Trent se masturbait copieusement à cette idée, jusqu’au jour où la branlette ne lui suffit plus ; le fantasme ne se substituait plus à ses désirs, toujours plus tangibles, concrets, réels : il était prêt à la rencontrer !

Equipé de ses chaussures de randonnées, d’un sac à dos rempli à ras bord de nourriture, et d’une tente, il se dirigea vers le nord, armé d’une boussole et de sa résolution : retrouver cet enivrement perdu, ce parfum de jeunesse, en se faisant du bien.

Quand il la vit au terme d’une longue marche, son cœur s’emballa : son cœur d’en bas, qu’aussitôt il déballa ! Sa viande palpitait sévère, ses veines, au point d’éclater, battaient la mesure comme jamais ! Superbe femme, malgré sa chevelure brune, sa peau basanée, lui qui l’imaginait blonde, teint de poupée. Sa poitrine majestueuse, mise en valeur par un décolleté prodigieux, ses lèvres délicieuses et carmin, sa respiration lente et paisible, son odeur de fleur qui l’enivrait, qu’il reniflait à en baver aux échancrures de sa robe… il n’en pouvait plus !

Il ne lui vint pas à l’idée de se présenter, juste de s’introduire : en moins de temps qu’il n’en fallut, il lui monta dessus comme un soldat sur son char, prêt à tirer une salve bien sentie. Or, alors que son pénis fourrageait entre les jambes à la recherche de son orifice, qu’il l’écrasait de ces quatre-vingt-quinze kilos bien tassés, la jeune femme ouvrit les yeux, puis le foudroya du regard.

Était-il le prince charmant ?

Inutile de palabrer, de se présenter : il n’était pas là pour ça, mais pour enfoncer son chibre en elle ! Ce qu’il ne put faire, hélas : cette allumeuse l’en empêcha en lui tenant un drôle de discours, avec une voix déterminée qui lui faisait penser à celles, hystériques, des féministes qui battaient le pavé, autrefois.
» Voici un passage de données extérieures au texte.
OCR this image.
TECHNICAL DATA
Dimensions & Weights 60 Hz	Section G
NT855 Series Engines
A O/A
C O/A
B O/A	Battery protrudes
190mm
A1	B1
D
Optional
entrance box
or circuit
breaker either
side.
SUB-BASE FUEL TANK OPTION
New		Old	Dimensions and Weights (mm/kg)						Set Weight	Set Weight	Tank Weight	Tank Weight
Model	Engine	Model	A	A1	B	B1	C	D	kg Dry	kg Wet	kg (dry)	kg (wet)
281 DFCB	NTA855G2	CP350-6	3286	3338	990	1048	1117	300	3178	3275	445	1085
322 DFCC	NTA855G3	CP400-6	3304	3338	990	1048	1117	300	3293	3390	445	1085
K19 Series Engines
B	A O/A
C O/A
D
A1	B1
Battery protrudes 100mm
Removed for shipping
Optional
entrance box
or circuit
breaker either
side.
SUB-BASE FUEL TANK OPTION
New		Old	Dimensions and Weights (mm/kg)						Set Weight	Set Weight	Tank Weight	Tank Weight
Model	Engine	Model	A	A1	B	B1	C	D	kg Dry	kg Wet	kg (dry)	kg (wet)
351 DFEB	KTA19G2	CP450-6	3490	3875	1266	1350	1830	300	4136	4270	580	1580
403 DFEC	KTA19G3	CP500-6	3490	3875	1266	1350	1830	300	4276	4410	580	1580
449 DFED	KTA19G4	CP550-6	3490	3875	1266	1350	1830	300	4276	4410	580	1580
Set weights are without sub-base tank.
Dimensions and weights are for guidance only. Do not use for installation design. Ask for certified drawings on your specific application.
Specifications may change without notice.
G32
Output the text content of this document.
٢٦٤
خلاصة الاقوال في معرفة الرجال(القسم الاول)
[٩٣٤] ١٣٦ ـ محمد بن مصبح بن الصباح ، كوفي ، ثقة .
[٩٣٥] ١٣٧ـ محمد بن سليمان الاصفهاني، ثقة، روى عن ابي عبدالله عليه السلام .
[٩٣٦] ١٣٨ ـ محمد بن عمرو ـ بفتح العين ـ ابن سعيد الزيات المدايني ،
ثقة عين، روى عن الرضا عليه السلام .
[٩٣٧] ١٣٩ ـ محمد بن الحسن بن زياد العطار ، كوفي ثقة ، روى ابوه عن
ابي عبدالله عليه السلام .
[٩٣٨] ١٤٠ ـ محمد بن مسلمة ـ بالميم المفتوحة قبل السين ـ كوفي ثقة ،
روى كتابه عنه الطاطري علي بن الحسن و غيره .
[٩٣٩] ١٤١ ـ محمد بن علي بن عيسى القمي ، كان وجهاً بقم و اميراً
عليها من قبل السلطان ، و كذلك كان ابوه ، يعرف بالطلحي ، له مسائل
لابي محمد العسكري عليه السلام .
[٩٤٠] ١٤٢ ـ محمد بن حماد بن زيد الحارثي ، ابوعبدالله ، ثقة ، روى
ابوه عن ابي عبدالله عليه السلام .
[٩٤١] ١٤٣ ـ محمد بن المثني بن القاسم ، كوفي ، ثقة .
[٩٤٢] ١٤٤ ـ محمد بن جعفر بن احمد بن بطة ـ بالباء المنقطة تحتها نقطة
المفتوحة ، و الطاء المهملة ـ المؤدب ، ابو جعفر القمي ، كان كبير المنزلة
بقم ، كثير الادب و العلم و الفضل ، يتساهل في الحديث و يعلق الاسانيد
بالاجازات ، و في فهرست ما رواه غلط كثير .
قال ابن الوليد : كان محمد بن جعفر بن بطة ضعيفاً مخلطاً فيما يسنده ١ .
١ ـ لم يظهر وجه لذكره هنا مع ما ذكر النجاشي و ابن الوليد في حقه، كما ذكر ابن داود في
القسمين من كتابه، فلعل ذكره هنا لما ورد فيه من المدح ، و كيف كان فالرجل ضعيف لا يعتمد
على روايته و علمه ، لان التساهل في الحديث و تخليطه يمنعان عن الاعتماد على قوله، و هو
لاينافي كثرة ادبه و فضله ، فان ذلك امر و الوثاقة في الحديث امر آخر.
« Vous êtes en état d’arrestation ! »

Mais tais-toi donc, pensa-t-il ! Les femmes, toujours à trouver de drôles d’excuses pour ne pas forniquer ! Il s’apprêtait à la besogner quand il entendit d’autres voix, derrière lui. Des voix menaçantes, incongrues, des voix qui achevèrent ses désirs profonds en quelques mots, des voix appartenant à des hommes en uniformes, armés jusqu’aux dents :

« Les mains en l’air ! Vous êtes en état d’arrestation pour viol.

- Mais… elle n’a pas dit non, objecta Trent, paniqué, le sexe dégonflé.

- Les mains en l’air monsieur !

- Mais… mon gland n’est même pas rentré ! se défendit-il, dégoulinant de sueur.

- On s’en fiche ! Les mains en l’air ! Tout de suite ! Vous avez le droit de garder le silence. Tout ce que vous direz pourra et sera utilisé contre vous devant la cour. Vous avez le droit à un avocat. Si vous n’en avez pas les moyens, un avocat vous sera commis d’office. Comprenez-vous les droits que je viens de vous lire ? »

Et c’est ainsi que Trent fut arrêté pour viol, chimiquement castré et devint, avant que de reprendre le cours de sa misérable existence, la princesse d’un autre, une blanche neige défraichie à la solde de quelques nains mafieux : corvéable à merci, disponible à toute heure du jour et de la nuit pour satisfaire les besoins répugnants de quelques vieillards vicieux, cela, malgré des réticences dont tout le monde se fichait, à moins d’en rire à gorge déployée ou de deviser, jusqu’à plus soif, sur l’implacable ironie du sort.


*


Tant que l’homme réfléchira avec sa bite, il n’ira pas très loin : tout juste avancera-t-il de quelques centimètres - au fond de son propre trou.